According to Economic Times, ‘To improve its research reports and analytics, Crisil has been adopting automated data extraction including extraction of unstructured paragraphs, tables, etc which are automated‘ and ‘almost 90 percent of Crisil’s key processes are data-driven’.
Since these automated systems make operations of the firms faster and more accurate with regard to real-time trade decisions, they also maximize the returns. It is very well known that the market is becoming more and more sophisticated day by day with artificial trading systems. Hence, with the advancements taking place, market participants are always trying their best to make their operations faster, more accurate and more profitable.
Since machines are even processing and taking actions on the news information faster than any human, we can expect automated systems to help more in the coming time.

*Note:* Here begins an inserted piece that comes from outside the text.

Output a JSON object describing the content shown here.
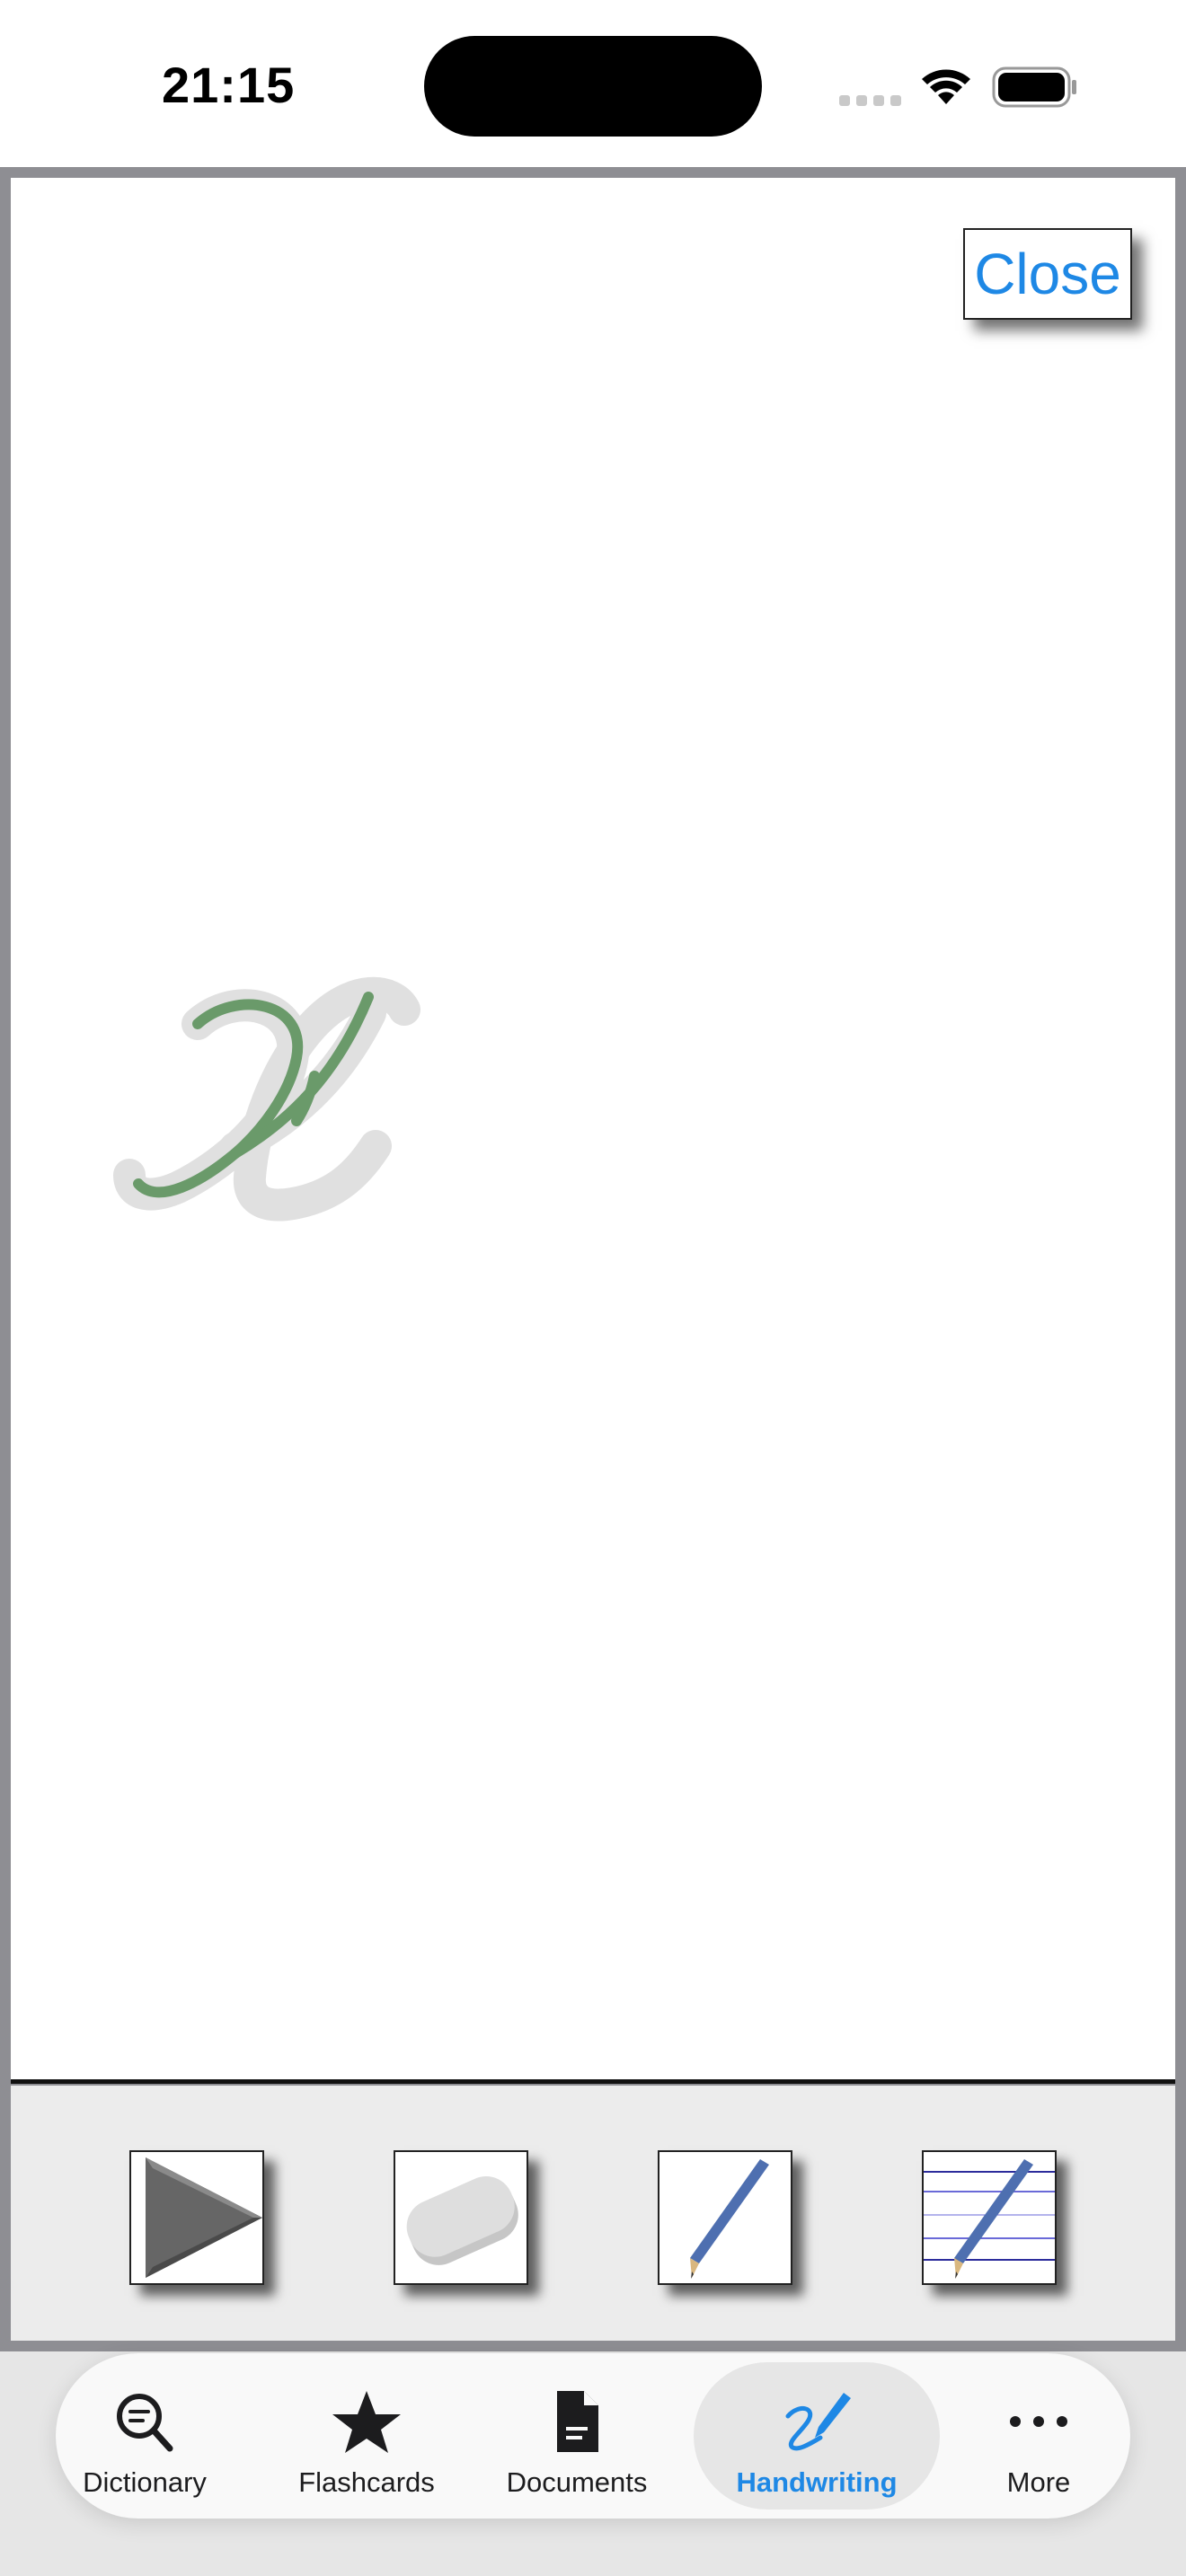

In this article, we covered a brief overview of Deep Learning and its uses in the financial world. Then we understood the models of Deep Learning and their classification into Supervised Models and Unsupervised Models. These models hold significance in their respective ways in accordance with the inputs. Also, the application of Deep Learning in Finance along with its future was covered.
Disclaimer: All data and information provided in this article are for informational purposes only. QuantInsti® makes no representations as to accuracy, completeness, currentness, suitability, or validity of any information in this article and will not be liable for any errors, omissions, or delays in this information or any losses, injuries, or damages arising from its display or use. All information is provided on an as-is basis.